The shifts are significant because U.S. Hispanic work has long been well below the standards of the U.S. general market and Latin American countries. That is slowly changing, as more creative agencies emerge and thrive-this year, for example, Advertising Age named for the first time a Multicultural Agency of the Year, Dieste Harmel & Partners, Dallas (see story on S-8). Multicultural agencies are also in the spotlight because so far, unlike earlier recessions, advertisers have not rushed to cut Hispanic budgets. That's given some agencies the luxury of bulking up their creative resources rather than issuing pink slips like many general market shops.

Neither MD&A, the fifth largest Hispanic agency with billings just over $100 million, or Montemayor, ranked ninth with about $80 |million in billings, is known for its creative work.

Both have solid client bases-MD&A works with Pfizer and Bristol-Myers Squibb, while Montemayor shares Kmart Corp. with the Don Coleman agency and has been Chrysler Group's Hispanic agency of record since 1987.

At the former Mendoza Dillon & Asociados, renamed MD&A as part of the agency's makeover, Mr. Mendez said, "I'll help reengineer the creative department and the way we go about doing better work, more idea-based, and hopefully bring in more additional talent. The Hispanic market is growing like no other ethnic group."

Mr. Mendez's background is unusual. During a multi-country tour of duty with Interpublic's McCann-Erickson Worldwide, he helped open and was executive creative director at McCann's Dublin agency. He also held creative directors' jobs in Norway and Puerto Rico, and art director posts in Toronto and Milan. MD&A found him in San Juan, where he was VP-executive creative director at Bcom3's Leo Burnett, responsible for regional work for clients such as Kellogg Co. from Mexico to Argentina.

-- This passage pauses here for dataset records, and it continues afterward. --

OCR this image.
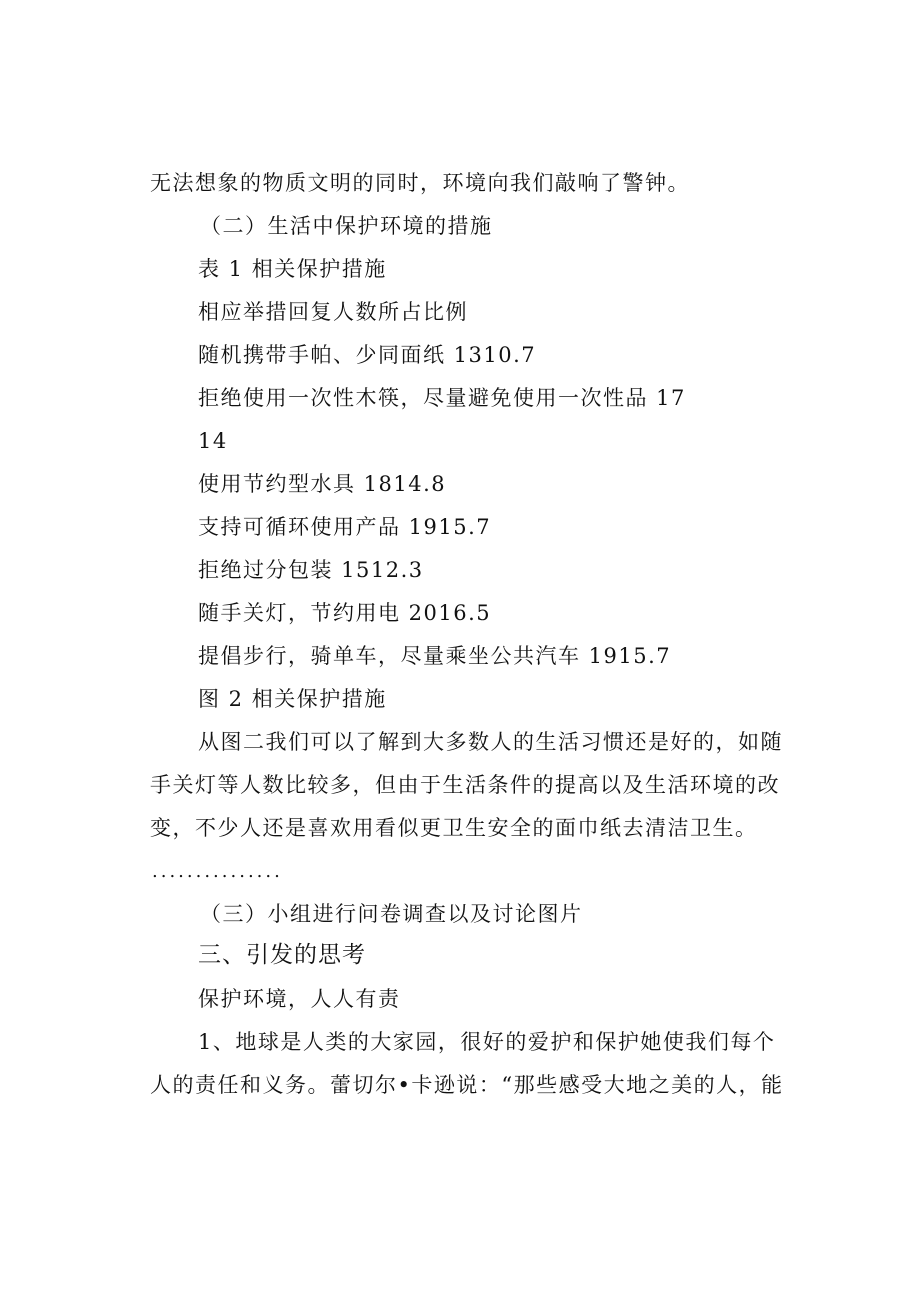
无法想象的物质文明的同时，环境向我们敲响了警钟。
（二）生活中保护环境的措施
表 1 相关保护措施
相应举措回复人数所占比例
随机携带手帕、少同面纸 1310.7
拒绝使用一次性木筷，尽量避免使用一次性品 17
14
使用节约型水具 1814.8
支持可循环使用产品 1915.7
拒绝过分包装 1512.3
随手关灯，节约用电 2016.5
提倡步行，骑单车，尽量乘坐公共汽车 1915.7
图 2 相关保护措施
从图二我们可以了解到大多数人的生活习惯还是好的，如随
手关灯等人数比较多，但由于生活条件的提高以及生活环境的改
变，不少人还是喜欢用看似更卫生安全的面巾纸去清洁卫生。
...............
（三）小组进行问卷调查以及讨论图片
三、引发的思考
保护环境，人人有责
1、地球是人类的大家园，很好的爱护和保护她使我们每个
人的责任和义务。蕾切尔•卡逊说：“那些感受大地之美的人，能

At Zubi, which numbers among its clients Ford Motor Co. and Masterfoods USA, Mr. Prado joins Emmie Vazquez, 38, who moves to VP-creative director. Zubi's previous creative director, Ricky Soler, left in early September. "He likes our attitude of erasing stereotypes," said Ms. Vazquez. "He's a brilliant creative and very strategic."

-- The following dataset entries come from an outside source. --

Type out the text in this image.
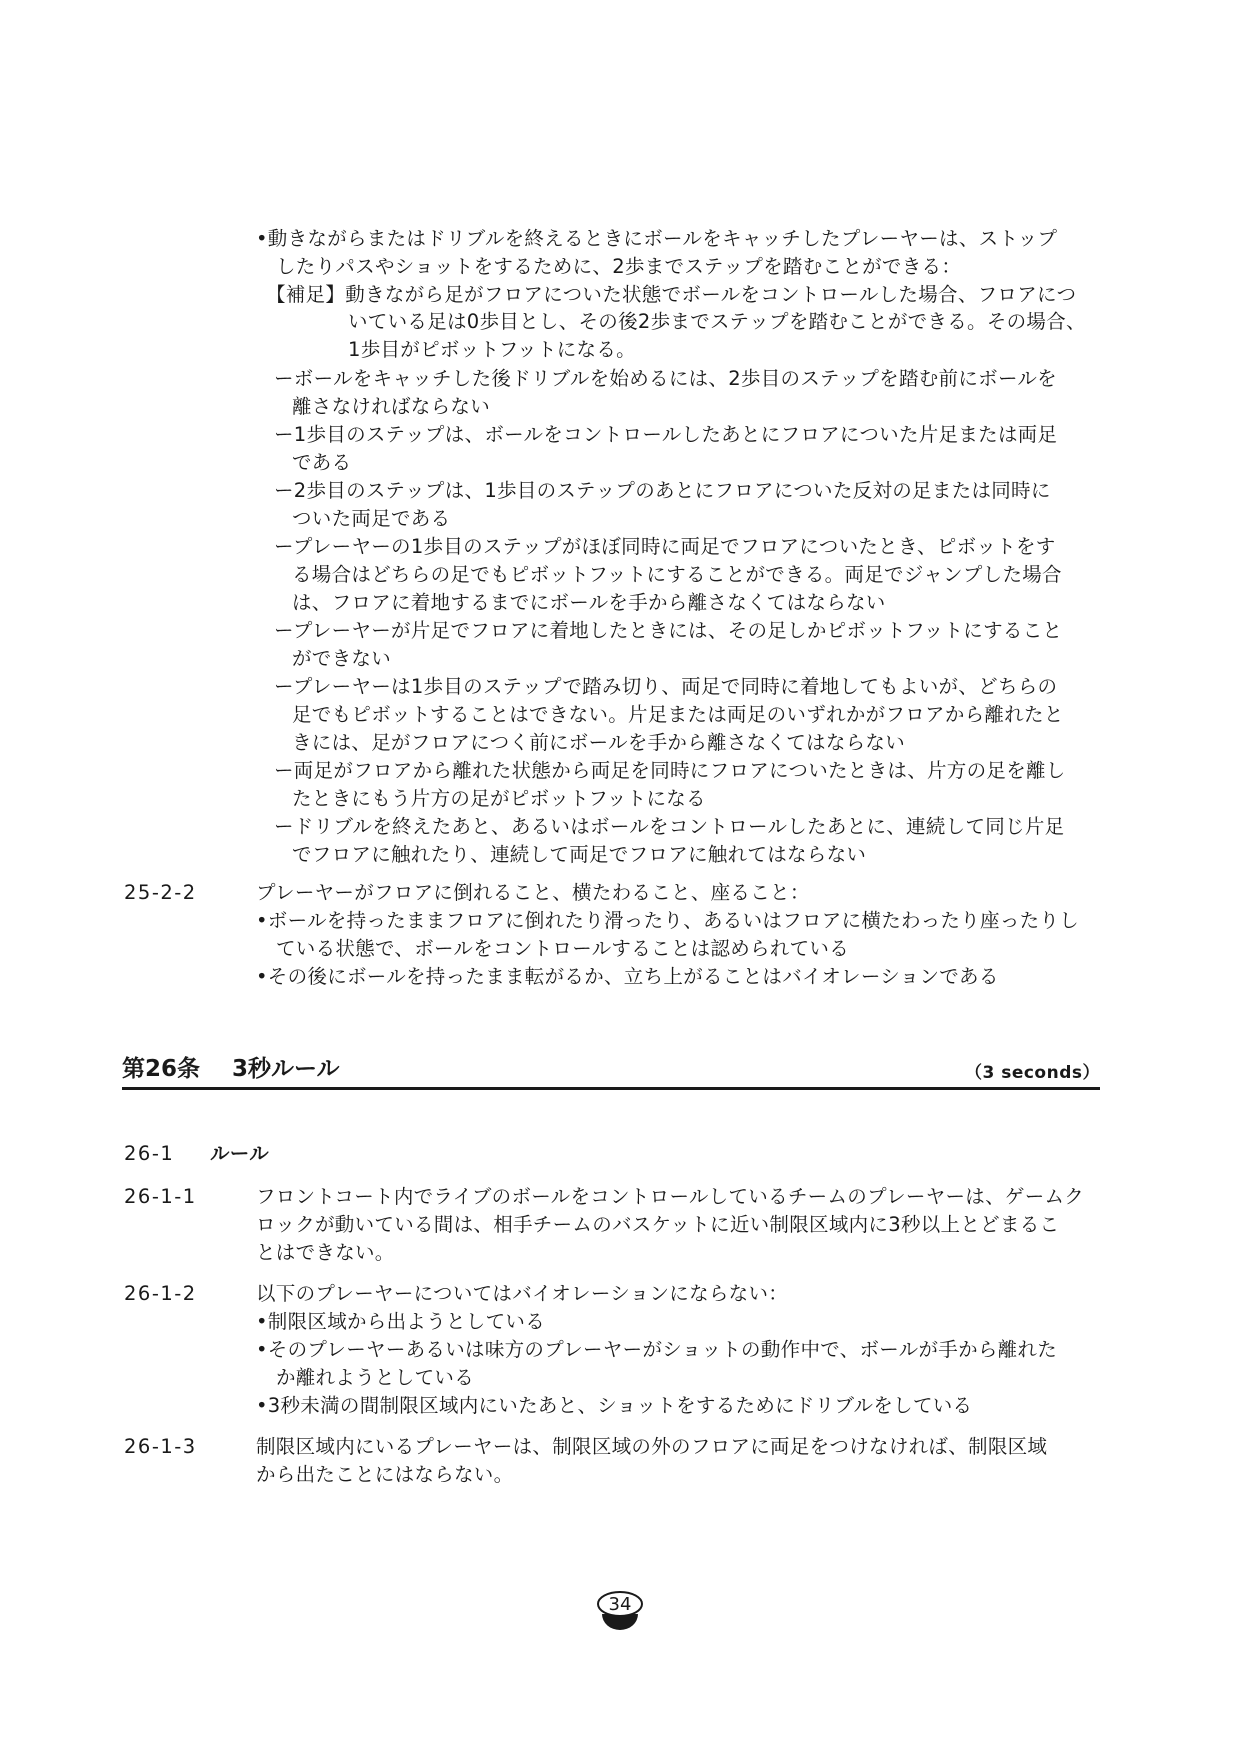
•動きながらまたはドリブルを終えるときにボールをキャッチしたプレーヤーは、ストップ
したりパスやショットをするために、2歩までステップを踏むことができる：
【補足】動きながら足がフロアについた状態でボールをコントロールした場合、フロアにつ
いている足は0歩目とし、その後2歩までステップを踏むことができる。その場合、
1歩目がピボットフットになる。
ーボールをキャッチした後ドリブルを始めるには、2歩目のステップを踏む前にボールを
離さなければならない
ー1歩目のステップは、ボールをコントロールしたあとにフロアについた片足または両足
である
ー2歩目のステップは、1歩目のステップのあとにフロアについた反対の足または同時に
ついた両足である
ープレーヤーの1歩目のステップがほぼ同時に両足でフロアについたとき、ピボットをす
る場合はどちらの足でもピボットフットにすることができる。両足でジャンプした場合
は、フロアに着地するまでにボールを手から離さなくてはならない
ープレーヤーが片足でフロアに着地したときには、その足しかピボットフットにすること
ができない
ープレーヤーは1歩目のステップで踏み切り、両足で同時に着地してもよいが、どちらの
足でもピボットすることはできない。片足または両足のいずれかがフロアから離れたと
きには、足がフロアにつく前にボールを手から離さなくてはならない
ー両足がフロアから離れた状態から両足を同時にフロアについたときは、片方の足を離し
たときにもう片方の足がピボットフットになる
ードリブルを終えたあと、あるいはボールをコントロールしたあとに、連続して同じ片足
でフロアに触れたり、連続して両足でフロアに触れてはならない
25-2-2	プレーヤーがフロアに倒れること、横たわること、座ること：
•ボールを持ったままフロアに倒れたり滑ったり、あるいはフロアに横たわったり座ったりし
ている状態で、ボールをコントロールすることは認められている
•その後にボールを持ったまま転がるか、立ち上がることはバイオレーションである
第26条 3秒ルール	（3 seconds）
26-1 ルール
26-1-1	フロントコート内でライブのボールをコントロールしているチームのプレーヤーは、ゲームク
ロックが動いている間は、相手チームのバスケットに近い制限区域内に3秒以上とどまるこ
とはできない。
26-1-2	以下のプレーヤーについてはバイオレーションにならない：
•制限区域から出ようとしている
•そのプレーヤーあるいは味方のプレーヤーがショットの動作中で、ボールが手から離れた
か離れようとしている
•3秒未満の間制限区域内にいたあと、ショットをするためにドリブルをしている
26-1-3	制限区域内にいるプレーヤーは、制限区域の外のフロアに両足をつけなければ、制限区域
から出たことにはならない。
34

Mr. Prado is the third executive to recently leave Bromley-Daniel Bruno has also left and is still job-seeking-which has raised questions about possible changes ahead as the Bcom3 shop develops its new multicultural holding company, Pangea, formed late last year.

Ernest Bromley, the agency's chairman-CEO, said that the three creatives are not being replaced and that four remaining associate creative directors at Bromley will report to him for now.

`Creative powerhouse'

Other Hispanic creative executives have speculated that one of the creative directors at another Bcom3-owned multicultural agency will take on a bigger role, probably Danny Robinson, the chief creative officer at Vigilante, an African-American and urban marketing agency started by Burnett three years ago in New York.

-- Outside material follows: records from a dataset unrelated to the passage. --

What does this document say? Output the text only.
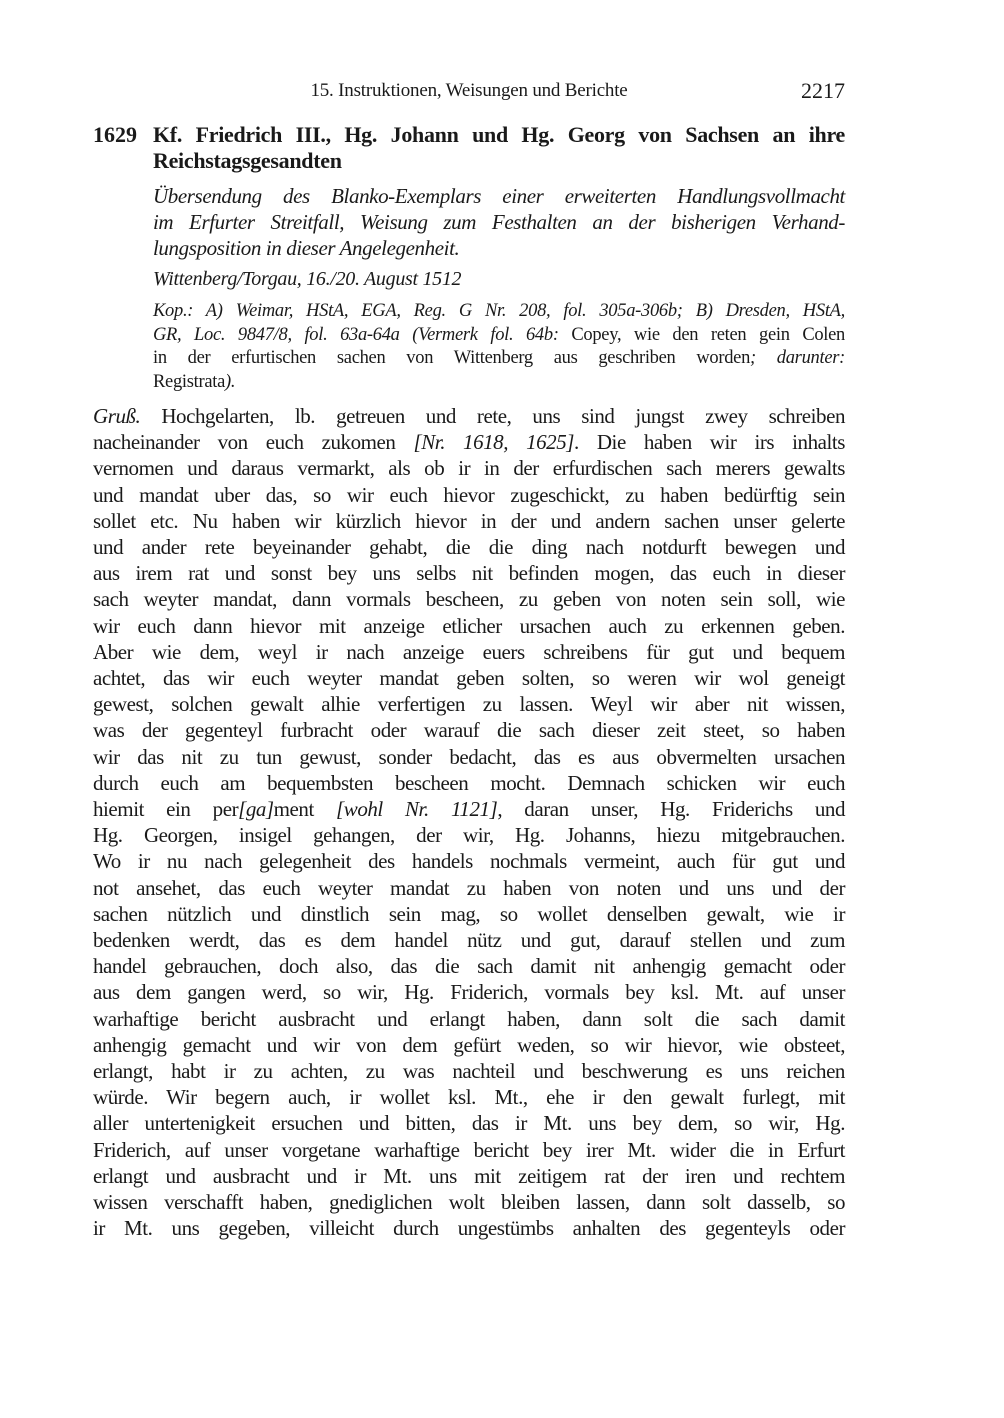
15. Instruktionen, Weisungen und Berichte	2217
1629 Kf. Friedrich III., Hg. Johann und Hg. Georg von Sachsen an ihre
Reichstagsgesandten
Übersendung des Blanko-Exemplars einer erweiterten Handlungsvollmacht
im Erfurter Streitfall, Weisung zum Festhalten an der bisherigen Verhand-
lungsposition in dieser Angelegenheit.
Wittenberg/Torgau, 16./20. August 1512
Kop.: A) Weimar, HStA, EGA, Reg. G Nr. 208, fol. 305a-306b; B) Dresden, HStA,
GR, Loc. 9847/8, fol. 63a-64a (Vermerk fol. 64b: Copey, wie den reten gein Colen
in der erfurtischen sachen von Wittenberg aus geschriben worden; darunter:
Registrata).
Gruß. Hochgelarten, lb. getreuen und rete, uns sind jungst zwey schreiben
nacheinander von euch zukomen [Nr. 1618, 1625]. Die haben wir irs inhalts
vernomen und daraus vermarkt, als ob ir in der erfurdischen sach merers gewalts
und mandat uber das, so wir euch hievor zugeschickt, zu haben bedürftig sein
sollet etc. Nu haben wir kürzlich hievor in der und andern sachen unser gelerte
und ander rete beyeinander gehabt, die die ding nach notdurft bewegen und
aus irem rat und sonst bey uns selbs nit befinden mogen, das euch in dieser
sach weyter mandat, dann vormals bescheen, zu geben von noten sein soll, wie
wir euch dann hievor mit anzeige etlicher ursachen auch zu erkennen geben.
Aber wie dem, weyl ir nach anzeige euers schreibens für gut und bequem
achtet, das wir euch weyter mandat geben solten, so weren wir wol geneigt
gewest, solchen gewalt alhie verfertigen zu lassen. Weyl wir aber nit wissen,
was der gegenteyl furbracht oder warauf die sach dieser zeit steet, so haben
wir das nit zu tun gewust, sonder bedacht, das es aus obvermelten ursachen
durch euch am bequembsten bescheen mocht. Demnach schicken wir euch
hiemit ein per[ga]ment [wohl Nr. 1121], daran unser, Hg. Friderichs und
Hg. Georgen, insigel gehangen, der wir, Hg. Johanns, hiezu mitgebrauchen.
Wo ir nu nach gelegenheit des handels nochmals vermeint, auch für gut und
not ansehet, das euch weyter mandat zu haben von noten und uns und der
sachen nützlich und dinstlich sein mag, so wollet denselben gewalt, wie ir
bedenken werdt, das es dem handel nütz und gut, darauf stellen und zum
handel gebrauchen, doch also, das die sach damit nit anhengig gemacht oder
aus dem gangen werd, so wir, Hg. Friderich, vormals bey ksl. Mt. auf unser
warhaftige bericht ausbracht und erlangt haben, dann solt die sach damit
anhengig gemacht und wir von dem gefürt weden, so wir hievor, wie obsteet,
erlangt, habt ir zu achten, zu was nachteil und beschwerung es uns reichen
würde. Wir begern auch, ir wollet ksl. Mt., ehe ir den gewalt furlegt, mit
aller untertenigkeit ersuchen und bitten, das ir Mt. uns bey dem, so wir, Hg.
Friderich, auf unser vorgetane warhaftige bericht bey irer Mt. wider die in Erfurt
erlangt und ausbracht und ir Mt. uns mit zeitigem rat der iren und rechtem
wissen verschafft haben, gnediglichen wolt bleiben lassen, dann solt dasselb, so
ir Mt. uns gegeben, villeicht durch ungestümbs anhalten des gegenteyls oder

"He's a creative powerhouse," said Larry Woodard, Vigilante's president-CEO, of Mr. Robinson. "When we do shared work [with other Pangea agencies] or try to do something in a greater sense like pitch a piece of business across different brands, Danny would be the senior creative."

Vigilante and Bromley are already working together on Western Union, a client that has dropped its former general market agency and split its account between Bromley and Vigilante, making them responsible for Spanish-language and English work, respectively.